O Direito Real de Habitação

Sabia que, em caso de morte de um cônjuge ou membro da união de facto proprietário da casa de morada da família e do respectivo recheio, o cônjuge ou membro sobrevivo pode permanecer na casa, pelo prazo mínimo de cinco anos, como titular de um direito real de habitação e de um direito de uso do recheio?

É o que se chama “direito real de habitação”.

A habitação é um direito fundamental constitucionalmente consagrado, a base de uma sociedade estável e coesa e o alicerce a partir do qual os cidadãos constroem as condições que lhes permitem aceder a outros direitos como a educação, a saúde ou o emprego.

O “direito real de habitação” consiste na faculdade de se servir de casa de morada alheia e de haver os respectivos frutos, na medida das necessidades do titular e da sua família.

Não confundir o “direito real de habitação”, com o direito real de habitação periódica, internacionalmente conhecido como “time sharing”, o qual consiste num regime de propriedade fraccionada por quotas partes temporais.
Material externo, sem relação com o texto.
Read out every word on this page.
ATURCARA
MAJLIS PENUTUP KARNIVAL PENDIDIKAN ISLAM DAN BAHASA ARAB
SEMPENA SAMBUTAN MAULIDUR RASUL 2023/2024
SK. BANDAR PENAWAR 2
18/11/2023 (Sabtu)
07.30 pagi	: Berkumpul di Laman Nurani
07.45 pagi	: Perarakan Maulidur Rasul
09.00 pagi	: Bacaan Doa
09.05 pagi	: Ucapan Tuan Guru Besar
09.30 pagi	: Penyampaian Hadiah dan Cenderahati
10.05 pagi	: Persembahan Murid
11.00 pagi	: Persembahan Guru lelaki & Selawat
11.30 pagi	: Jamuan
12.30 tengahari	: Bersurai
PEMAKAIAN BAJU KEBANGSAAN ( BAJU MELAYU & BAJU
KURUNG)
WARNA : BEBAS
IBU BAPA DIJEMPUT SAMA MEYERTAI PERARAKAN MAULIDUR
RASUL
Este encontra-se regulado por legislação especial e que não está limitado pelas referidas “necessidades do titular e da sua família”, mas apenas por “quotas partes temporais”.

O direito de habitação, sobre o qual nos debruçamos neste artigo, confere ao seu titular (designado como “morador usuário”) o gozo de certa coisa alheia (uma casa de morada) na medida das suas necessidades e da respectiva família. Ou seja, o conteúdo do direito de habitação é delimitado pelas necessidades pessoais do titular e da sua família que a atribuição do gozo da coisa alheia visa satisfazer.
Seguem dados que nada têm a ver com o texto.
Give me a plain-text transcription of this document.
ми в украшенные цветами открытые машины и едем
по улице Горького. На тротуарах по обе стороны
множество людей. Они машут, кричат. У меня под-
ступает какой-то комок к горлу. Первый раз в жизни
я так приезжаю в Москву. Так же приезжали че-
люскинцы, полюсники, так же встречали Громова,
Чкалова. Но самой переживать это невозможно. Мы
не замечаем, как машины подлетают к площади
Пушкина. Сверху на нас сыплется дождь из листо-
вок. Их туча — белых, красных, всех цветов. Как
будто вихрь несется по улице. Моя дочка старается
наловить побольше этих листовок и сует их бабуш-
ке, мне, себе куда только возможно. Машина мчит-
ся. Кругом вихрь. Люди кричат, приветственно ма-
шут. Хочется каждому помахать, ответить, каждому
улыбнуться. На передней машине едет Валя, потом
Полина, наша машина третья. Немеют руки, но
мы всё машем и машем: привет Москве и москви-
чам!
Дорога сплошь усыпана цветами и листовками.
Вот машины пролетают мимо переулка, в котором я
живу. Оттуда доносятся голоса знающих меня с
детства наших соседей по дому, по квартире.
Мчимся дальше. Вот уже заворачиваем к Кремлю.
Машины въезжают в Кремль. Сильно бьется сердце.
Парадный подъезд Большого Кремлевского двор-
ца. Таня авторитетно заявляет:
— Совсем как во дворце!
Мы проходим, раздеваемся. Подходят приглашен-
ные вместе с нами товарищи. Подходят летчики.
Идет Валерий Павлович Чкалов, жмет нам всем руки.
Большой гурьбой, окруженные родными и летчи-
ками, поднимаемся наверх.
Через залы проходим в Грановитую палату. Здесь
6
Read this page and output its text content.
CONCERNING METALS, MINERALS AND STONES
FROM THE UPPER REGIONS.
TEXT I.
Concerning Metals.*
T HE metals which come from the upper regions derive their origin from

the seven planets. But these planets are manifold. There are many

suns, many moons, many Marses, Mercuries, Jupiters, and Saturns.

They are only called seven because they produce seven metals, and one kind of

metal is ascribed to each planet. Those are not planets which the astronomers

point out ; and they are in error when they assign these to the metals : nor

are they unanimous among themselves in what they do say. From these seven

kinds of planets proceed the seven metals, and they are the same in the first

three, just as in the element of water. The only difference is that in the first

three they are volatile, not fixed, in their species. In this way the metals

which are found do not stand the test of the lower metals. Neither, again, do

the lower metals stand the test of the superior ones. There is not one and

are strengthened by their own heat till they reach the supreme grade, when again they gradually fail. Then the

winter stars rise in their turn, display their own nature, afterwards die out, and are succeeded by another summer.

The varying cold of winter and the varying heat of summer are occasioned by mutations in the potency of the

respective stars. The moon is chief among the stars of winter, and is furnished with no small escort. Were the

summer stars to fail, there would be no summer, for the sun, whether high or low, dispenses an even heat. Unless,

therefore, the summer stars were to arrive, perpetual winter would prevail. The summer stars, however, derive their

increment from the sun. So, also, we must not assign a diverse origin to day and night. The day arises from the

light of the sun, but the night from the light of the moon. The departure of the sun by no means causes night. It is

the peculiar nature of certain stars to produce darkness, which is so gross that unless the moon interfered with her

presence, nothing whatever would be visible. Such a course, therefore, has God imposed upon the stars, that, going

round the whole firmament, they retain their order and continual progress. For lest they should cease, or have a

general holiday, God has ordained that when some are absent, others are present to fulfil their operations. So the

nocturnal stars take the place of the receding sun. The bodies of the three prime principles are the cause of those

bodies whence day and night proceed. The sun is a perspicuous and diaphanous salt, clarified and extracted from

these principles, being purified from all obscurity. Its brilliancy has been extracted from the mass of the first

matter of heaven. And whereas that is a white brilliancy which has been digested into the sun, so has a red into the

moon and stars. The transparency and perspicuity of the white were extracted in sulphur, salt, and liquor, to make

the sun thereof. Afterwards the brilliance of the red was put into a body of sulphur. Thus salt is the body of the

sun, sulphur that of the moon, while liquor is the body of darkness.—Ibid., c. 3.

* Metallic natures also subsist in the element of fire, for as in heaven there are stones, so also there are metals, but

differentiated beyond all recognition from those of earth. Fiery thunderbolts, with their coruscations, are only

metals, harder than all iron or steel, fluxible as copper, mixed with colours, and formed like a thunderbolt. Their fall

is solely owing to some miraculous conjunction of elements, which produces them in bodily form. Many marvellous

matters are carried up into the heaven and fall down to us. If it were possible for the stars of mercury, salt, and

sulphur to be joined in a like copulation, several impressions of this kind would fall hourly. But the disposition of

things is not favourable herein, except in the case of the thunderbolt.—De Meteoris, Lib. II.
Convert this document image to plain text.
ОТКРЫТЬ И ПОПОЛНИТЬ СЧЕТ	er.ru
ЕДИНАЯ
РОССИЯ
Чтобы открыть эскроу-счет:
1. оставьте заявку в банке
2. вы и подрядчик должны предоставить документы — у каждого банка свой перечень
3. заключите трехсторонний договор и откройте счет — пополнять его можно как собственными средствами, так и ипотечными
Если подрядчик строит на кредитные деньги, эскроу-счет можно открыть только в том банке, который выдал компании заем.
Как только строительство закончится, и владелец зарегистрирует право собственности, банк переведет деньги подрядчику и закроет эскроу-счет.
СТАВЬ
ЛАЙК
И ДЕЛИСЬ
Isto justifica, por exemplo, que o morador usuário não possa trespassar ou locar o seu direito, nem onerá-lo por qualquer modo.

No entanto, o direito real de habitação assemelha-se, nas faculdades que atribui ao seu titular, ao usufruto, já que atribui ao seu titular o direito de se servir de coisa alheia e haver os respectivos frutos.

Por isso, se o usuário consumir todos os frutos do prédio ou ocupar todo o edifício, fica a seu cargo as reparações ordinárias, as despesas de administração e os impostos e encargos anuais, como se fosse usufrutuário. Se só perceber parte dos frutos ou ocupar só parte do prédio, contribuirá para as referidas despesas na proporção da sua fruição.

Sendo um direito real, a aquisição do direito de habitação está sujeita a registo predial, sob pena de ineficácia quanto a terceiros. Por isso, na falta de registo, o direito real de habitação e de uso do recheio será inoponível a terceiros que beneficiem de direito incompatível anteriormente registado sobre o imóvel.

O “direito de habitação” constitui-se por contrato, testamento ou disposição da lei, sendo regulado pelo seu título constitutivo ou, na falta ou insuficiência deste, pelo disposto nos artigos 1486.º e ss. do Código Civil e, ainda, pelas disposições que regulam o usufruto, quando conformes com a natureza daquele direito.

A constituição do direito real de habitação é mais habitual do que possa pensar. Por exemplo, o direito constituído por acordo feito no processo de divórcio por mútuo consentimento entre ex-cônjuges, que tem por objecto a utilização da casa de morada de família, destinando à habitação de um deles e tendo em conta (e por medida) as suas necessidades e da sua família ao tempo em que o divórcio foi decretado, é um verdadeiro e próprio direito real de habitação.

No caso de contrato, por regra, a constituição desse direito real de gozo deve observar a forma de escritura pública ou documento particular autenticado, conforme o negócio jurídico constitutivo desse direito seja oneroso ou gratuito.

No caso de testamento, o mesmo dever ser celebrado por escritura pública ou cumprir as regras de forma do testamento cerrado.

Mas também por determinação da Lei se constitui este direito. Por exemplo, em caso de morte do membro da união de facto proprietário da casa de morada da família e do respectivo recheio, o membro sobrevivo pode permanecer na casa, pelo prazo mínimo de cinco anos, como titular de um direito real de habitação e de um direito de uso do recheio, salvo se o membro sobrevivo tiver casa própria na área do respectivo concelho da casa de morada da família, incluindo-se, no caso das áreas dos concelhos de Lisboa ou do Porto, os concelhos limítrofes.

O direito real de habitação não pode, contudo, ser constituído por usucapião. Ou seja, o simples facto de se morar numa casa e fazer dela sua habitação não permite a constituição de um “direito de uso e habitação” no sentido da existência de um direito real de gozo oponível “erga omnes”.

Apesar de haver mais matéria referente a esta figura jurídica “direito real de habitação”, por aqui ficamos e, brevemente, regressaremos ao tema.